An Egyptian Childhood, the first volume of Taha Hussein's autobiography, is full of the sounds and smells of rural Egypt. It documents Hussein's childhood and early education in a small village in Upper Egypt, as he learns not only to come to terms with his blindness but to excel in spite of it and win a place at the prestigious university of al-Azhar in Cairo.
Taha Hussein (1889-1973) had qualities of mind and character that enabled him to overcome the handicaps of blindness and humble birth and to pursue a distinguished career in Egyptian public life. He was at one time Minister of Education and - before all titles were abolished under the Republic - had been made a Bey and then a Pasha.

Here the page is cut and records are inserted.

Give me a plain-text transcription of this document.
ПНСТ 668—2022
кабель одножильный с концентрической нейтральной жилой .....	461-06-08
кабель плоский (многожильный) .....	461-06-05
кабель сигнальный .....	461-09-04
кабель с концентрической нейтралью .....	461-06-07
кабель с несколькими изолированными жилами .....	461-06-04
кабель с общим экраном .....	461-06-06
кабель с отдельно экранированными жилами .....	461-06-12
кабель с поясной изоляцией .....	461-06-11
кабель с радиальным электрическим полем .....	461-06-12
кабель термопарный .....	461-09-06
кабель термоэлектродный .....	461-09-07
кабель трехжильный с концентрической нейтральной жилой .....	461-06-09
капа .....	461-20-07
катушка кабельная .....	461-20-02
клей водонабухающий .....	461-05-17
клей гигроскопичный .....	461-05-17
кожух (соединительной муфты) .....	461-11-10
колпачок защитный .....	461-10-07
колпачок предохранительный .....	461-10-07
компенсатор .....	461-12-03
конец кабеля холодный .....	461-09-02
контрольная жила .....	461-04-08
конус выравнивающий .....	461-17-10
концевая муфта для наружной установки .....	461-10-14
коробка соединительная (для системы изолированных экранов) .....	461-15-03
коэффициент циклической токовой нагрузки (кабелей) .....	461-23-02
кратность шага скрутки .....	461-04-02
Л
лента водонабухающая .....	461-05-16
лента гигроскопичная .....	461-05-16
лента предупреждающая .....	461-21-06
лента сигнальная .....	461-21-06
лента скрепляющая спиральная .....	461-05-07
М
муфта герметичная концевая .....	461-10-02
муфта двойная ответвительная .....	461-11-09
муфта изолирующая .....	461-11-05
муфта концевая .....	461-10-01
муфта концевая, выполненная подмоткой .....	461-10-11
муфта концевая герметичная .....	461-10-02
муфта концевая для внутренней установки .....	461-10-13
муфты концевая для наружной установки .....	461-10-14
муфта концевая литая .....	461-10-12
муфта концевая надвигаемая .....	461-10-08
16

He was the most influential, however, through his voluminous, varied, and controversial writings, which earned him the unofficial title of "Dean of Arabic Letters". His autobiography, published in three volumes beginning in 1926, was quickly recognized as a masterpiece. It was the first modern Arabic literary work to gain international acclaim, and it has been translated into most of the major languages of the world.
This was a gift from a friend who knows I love anything and everything Egyptian!
The book was most obviously a translation. It had that rather stilted quality that most translations have which makes it more difficult to read as it interrupts the natural flow.
This one gets five stars. It was neither wonderful nor horrible. I was just completely neutral about it. I was quite glad that it was a very slim volume of just 85 pages, though. It was shocking to read about the neglect that the children suffered and the ignorance of the people in what one normally thinks of as a great nation. I suppose the days of the great nation were long over in the 1800s, and had perished with the pharaohs. It is still sad to see the depths to which a nation and people can sink.